Dealing With Bloating and Gas? Stay Away From This Common Ingredient
Pinpointing the foods that cause bloating is key.
Struggling with belly bloat? It’s a common problem. Bloating happens when the gastrointestinal tract fills up with air or gas, usually because of something you ate. Pinpointing the foods that cause bloating is easier said than done. While it might come down to a single ingredient, that uncomfortable, full and tight feeling in your stomach may be caused by multiple foods. In fact, gums – which are food additives – may be to blame.
“There a variety of gums used as additives in processed foods,” says expert nutritionist, Registered Dietician, and Fellow of the American Dietetic Association Judy Fields. “In general, they are used to thicken and stabilize food products.”
These days, additives like carrageenan and xanthan gum lurk at the bottom of ingredients lists in more foods than we can count. That includes ice cream, pudding, non-dairy milks, salad dressings, baked goods, breading, and spreads. Most of us don’t know much about these gums and forget that they’re even in our snacks and goodies. However, all of them have been linked to gas and bloating.

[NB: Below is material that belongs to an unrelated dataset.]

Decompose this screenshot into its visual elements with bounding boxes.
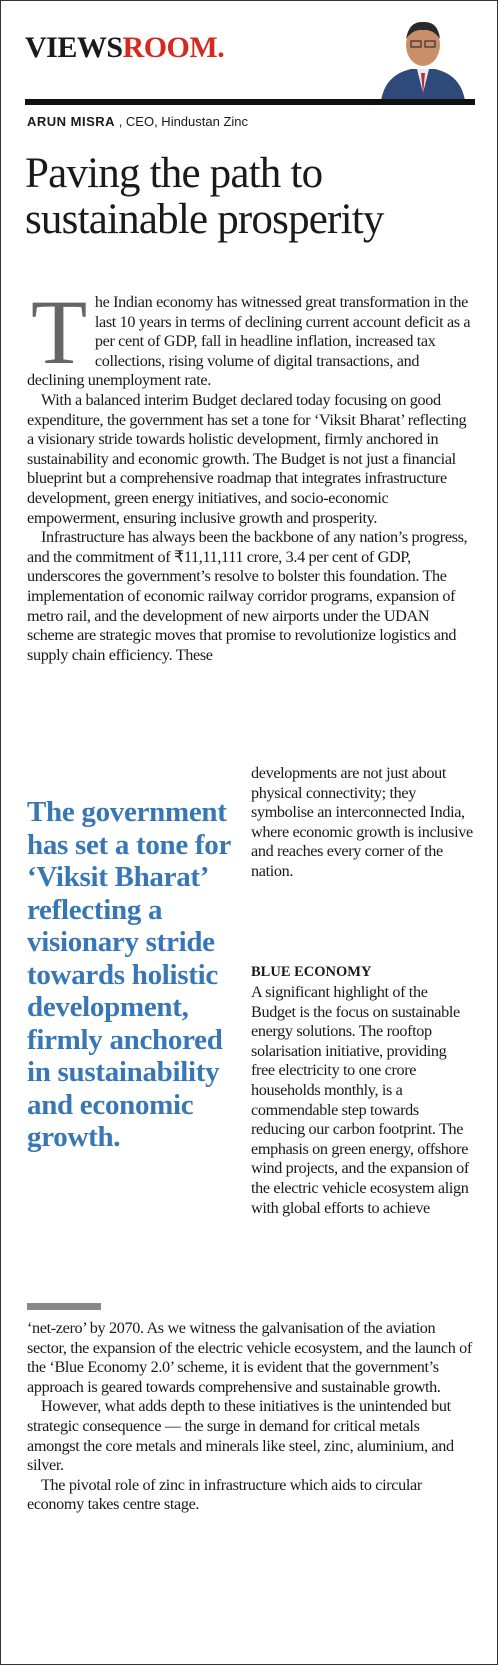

Foods That Cause Bloating: The 6 Gums to Watch Out For
If you’re trying to reduce bloating after a meal, here are the six gums to avoid: acacia, carrageenan, carob bean (sometimes called locust bean gum), gellan, guar, and xanthan.
Acacia gum – derived from the sap of the Acacia tree in Senegal – is an indigestible polysaccharide. The FDA has actually labeled it as a safe dietary fiber, and many people consume it on its own to boost fiber intake. Just like other forms of fiber, however, it can cause bloating and gas.
Carrageenan is also naturally derived, as it comes from edible red seaweed. However, this gum is more controversial. Research suggests that it increases inflammation in the gut and may raise a person’s risk for colitis, irritable bowel syndrome, and even certain cancers. “Carrageenan has been loosely linked with digestive inflammation,” Fields adds. “Its use should be limited and cannot be labeled as ‘USDA Organic.’”
Carob or locust bean gum, which is extracted from carob tree seeds, is usually used as a natural thickener. Gellan gum (created by fermenting sugar with certain bacteria) helps bind different ingredients together and stabilize foods. As Fields points out, gellan often works as a plant-based alternative to gelatin. As with Acacia, both gums are safe to consume but may still cause you to bloat.
Guar gum comes from guar beans, or long green beans known as cluster beans. This type of gum may help you stay full for longer because it’s low calorie and high fiber. Still, it has similar downsides to the rest of the gums. “Much like other legume-based foods, [it is] known for causing bloating and gas,” Fields says.
Xanthan gum, which is created by fermenting carbohydrates with certain bacteria, is perhaps one of the most common gums you will find at the bottom of an ingredients list. It thickens and stabilizes ingredients and has no taste, making it an ideal additive in processed foods. Still, its side effects include intestinal gas and bloating.
In some circumstances, it may be helpful to eat these gums.
Fields points out that some individuals eat gums like gellan and guar to aid with certain conditions. “[Guar, gellan, xanthan, and carrageenan] are helpful in normalizing the water content in our stools,” she says. “They can also help reduce cholesterol and blood sugar.” Thus, you may want to eat more of these gums to aid with diabetes or high cholesterol. “To reduce bloating and discomfort start with small amounts and increase gradually,” Fields adds.
It’s important to understand that bloating doesn’t necessarily mean that you have a serious problem. Belly bloat is often a normal result of eating high-fiber foods. But if you want to experience less bloating, reducing your intake of these gums for a while may improve your symptoms over time.
If changing up your diet doesn’t help, it may be time to see a doctor. Other reasons to check in with a physician include unexplained weight loss, no appetite, chronic constipation or diarrhea, or your symptoms make it hard to go about your day. These may be signs that you have a different digestive issue. Hopefully, knowing which foods cause bloating may be all you need to have bloat-free days.